African penguins, distinct by their bray-like call and black horseshoe marking across their chest, only breed in South Africa and Namibia but are found in Mozambique too.
Over three decades, their numbers have fallen by more than 60 percent due to climate change, oil spills, human activity, overfishing and habitat destruction, experts say.
In Algoa Bay, the population has also fallen sharply - from 10,900 breeding pairs in 2015, to 6,100 in 2019, according to figures from South Africa's Environmental Affairs department.
"Any additional threat to them might kill the entire species," Pichegru warned.
Parts of Algoa Bay last year were declared a Marine Protected Area.
The 2019 university report on the Eastern Cape coastline, centred around the bay, also highlighted that it was a foraging area for seabirds, sharks, cetaceans and turtles, on the migration route for loggerhead and leatherback turtles and home to the world's largest Cape gannet colony.
However, scientists and conservationists say they have observed changes in animal behaviour which they suspect are a consequence of bunkering activity - even without spillage.
"We think the noise of the engines disrupts the penguins' and dolphins' ability to find fish," said Gary Koekemoer, who heads the Wildlife and Environment Society of South Africa in Algoa Bay.
"Any animal that is using sonar or sound to locate its prey will have difficulty navigating with the vibration from the engines."
JOBS AT STAKE
The loss of marine life could be devastating for tourism.
Ocean safaris have boomed in recent years, with visitors contributing more than nine billion rand ($507 million) to the surrounding Nelson Mandela Bay (NMB) municipality in 2018.
Tourism generates some 40,000 direct and indirect jobs in the area, according to municipal figures.
"Beaches and wildlife are the two big drawcards for visitors and... offshore bunkering is bound to impact both of those," Shaun Fitzhenry, NMB Tourism board chairman, said.
The South African Maritime Safety Authority (SAMSA), which licensed the bunkering operators, said STS refuelling generated employment but had to be balanced with environmental concerns.
"We need to sustain the protected area, but we need to use the opportunity to develop the economy," SAMSA acting chief executive Sobantu Tilayi told AFP.
"That is the balance we keep navigating around."
Since the 2019 spill, bunkering times have been limited, barges carry more oil containment booms and several response boats are on constant standby in case another leak occurs.

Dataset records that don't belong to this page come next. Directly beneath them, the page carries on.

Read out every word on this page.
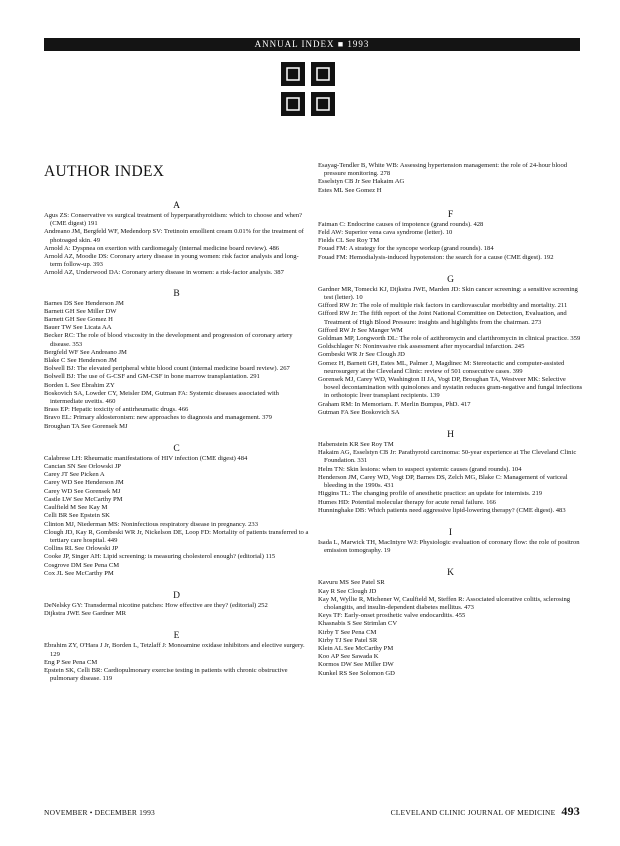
ANNUAL INDEX ■ 1993
AUTHOR INDEX
A
Agus ZS: Conservative vs surgical treatment of hyperparathyroidism: which to choose and when? (CME digest) 191
Andreano JM, Bergfeld WF, Medendorp SV: Tretinoin emollient cream 0.01% for the treatment of photoaged skin. 49
Arnold A: Dyspnea on exertion with cardiomegaly (internal medicine board review). 486
Arnold AZ, Moodie DS: Coronary artery disease in young women: risk factor analysis and long-term follow-up. 393
Arnold AZ, Underwood DA: Coronary artery disease in women: a risk-factor analysis. 387
B
Barnes DS See Henderson JM
Barnett GH See Miller DW
Barnett GH See Gomez H
Bauer TW See Licata AA
Becker RC: The role of blood viscosity in the development and progression of coronary artery disease. 353
Bergfeld WF See Andreano JM
Blake C See Henderson JM
Bolwell BJ: The elevated peripheral white blood count (internal medicine board review). 267
Bolwell BJ: The use of G-CSF and GM-CSF in bone marrow transplantation. 291
Borden L See Ebrahim ZY
Boskovich SA, Lowder CY, Meisler DM, Gutman FA: Systemic diseases associated with intermediate uveitis. 460
Brass EP: Hepatic toxicity of antirheumatic drugs. 466
Bravo EL: Primary aldosteronism: new approaches to diagnosis and management. 379
Broughan TA See Gorensek MJ
C
Calabrese LH: Rheumatic manifestations of HIV infection (CME digest) 484
Cancian SN See Orlowski JP
Carey JT See Picken A
Carey WD See Henderson JM
Carey WD See Gorensek MJ
Castle LW See McCarthy PM
Caulfield M See Kay M
Celli BR See Epstein SK
Clinton MJ, Niederman MS: Noninfectious respiratory disease in pregnancy. 233
Clough JD, Kay R, Gombeski WR Jr, Nickelson DE, Loop FD: Mortality of patients transferred to a tertiary care hospital. 449
Collins RL See Orlowski JP
Cooke JP, Singer AH: Lipid screening: is measuring cholesterol enough? (editorial) 115
Cosgrove DM See Pena CM
Cox JL See McCarthy PM
D
DeNelsky GY: Transdermal nicotine patches: How effective are they? (editorial) 252
Dijkstra JWE See Gardner MR
E
Ebrahim ZY, O'Hara J Jr, Borden L, Tetzlaff J: Monoamine oxidase inhibitors and elective surgery. 129
Eng P See Pena CM
Epstein SK, Celli BR: Cardiopulmonary exercise testing in patients with chronic obstructive pulmonary disease. 119
Esayag-Tendler B, White WB: Assessing hypertension management: the role of 24-hour blood pressure monitoring. 278
Esselstyn CB Jr See Hakaim AG
Estes ML See Gomez H
F
Faiman C: Endocrine causes of impotence (grand rounds). 428
Feld AW: Superior vena cava syndrome (letter). 10
Fields CL See Roy TM
Fouad FM: A strategy for the syncope workup (grand rounds). 184
Fouad FM: Hemodialysis-induced hypotension: the search for a cause (CME digest). 192
G
Gardner MR, Tomecki KJ, Dijkstra JWE, Marden JD: Skin cancer screening: a sensitive screening test (letter). 10
Gifford RW Jr: The role of multiple risk factors in cardiovascular morbidity and mortality. 211
Gifford RW Jr: The fifth report of the Joint National Committee on Detection, Evaluation, and Treatment of High Blood Pressure: insights and highlights from the chairman. 273
Gifford RW Jr See Manger WM
Goldman MP, Longworth DL: The role of azithromycin and clarithromycin in clinical practice. 359
Goldschlager N: Noninvasive risk assessment after myocardial infarction. 245
Gombeski WR Jr See Clough JD
Gomez H, Barnett GH, Estes ML, Palmer J, Magdinec M: Stereotactic and computer-assisted neurosurgery at the Cleveland Clinic: review of 501 consecutive cases. 399
Gorensek MJ, Carey WD, Washington II JA, Vogt DP, Broughan TA, Westveer MK: Selective bowel decontamination with quinolones and nystatin reduces gram-negative and fungal infections in orthotopic liver transplant recipients. 139
Graham RM: In Memoriam. F. Merlin Bumpus, PhD. 417
Gutman FA See Boskovich SA
H
Habenstein KR See Roy TM
Hakaim AG, Esselstyn CB Jr: Parathyroid carcinoma: 50-year experience at The Cleveland Clinic Foundation. 331
Helm TN: Skin lesions: when to suspect systemic causes (grand rounds). 104
Henderson JM, Carey WD, Vogt DP, Barnes DS, Zelch MG, Blake C: Management of variceal bleeding in the 1990s. 431
Higgins TL: The changing profile of anesthetic practice: an update for internists. 219
Humes HD: Potential molecular therapy for acute renal failure. 166
Hunninghake DB: Which patients need aggressive lipid-lowering therapy? (CME digest). 483
I
Isada L, Marwick TH, MacIntyre WJ: Physiologic evaluation of coronary flow: the role of positron emission tomography. 19
K
Kavuru MS See Patel SR
Kay R See Clough JD
Kay M, Wyllie R, Michener W, Caulfield M, Steffen R: Associated ulcerative colitis, sclerosing cholangitis, and insulin-dependent diabetes mellitus. 473
Keys TF: Early-onset prosthetic valve endocarditis. 455
Khasnabis S See Strimlan CV
Kirby T See Pena CM
Kirby TJ See Patel SR
Klein AL See McCarthy PM
Koo AP See Sawada K
Kormos DW See Miller DW
Kunkel RS See Solomon GD
NOVEMBER • DECEMBER 1993	CLEVELAND CLINIC JOURNAL OF MEDICINE 493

Kevin Kelly, owner of oil spill response company Xtreme Projects, agreed that bunkering had created "a lot" of jobs and a budding ship chandler industry.
But, out at sea, skipper Jake Keeton frowns, concerned at the sight of an unusually small cluster of penguins nesting on the outcrops of a rocky island.
"Penguins push fish together into a bait ball that allows everything else to feed," he said.
"So if we lose the penguins here, dolphins, seals, gannets, cormorants and all your other seabirds will struggle."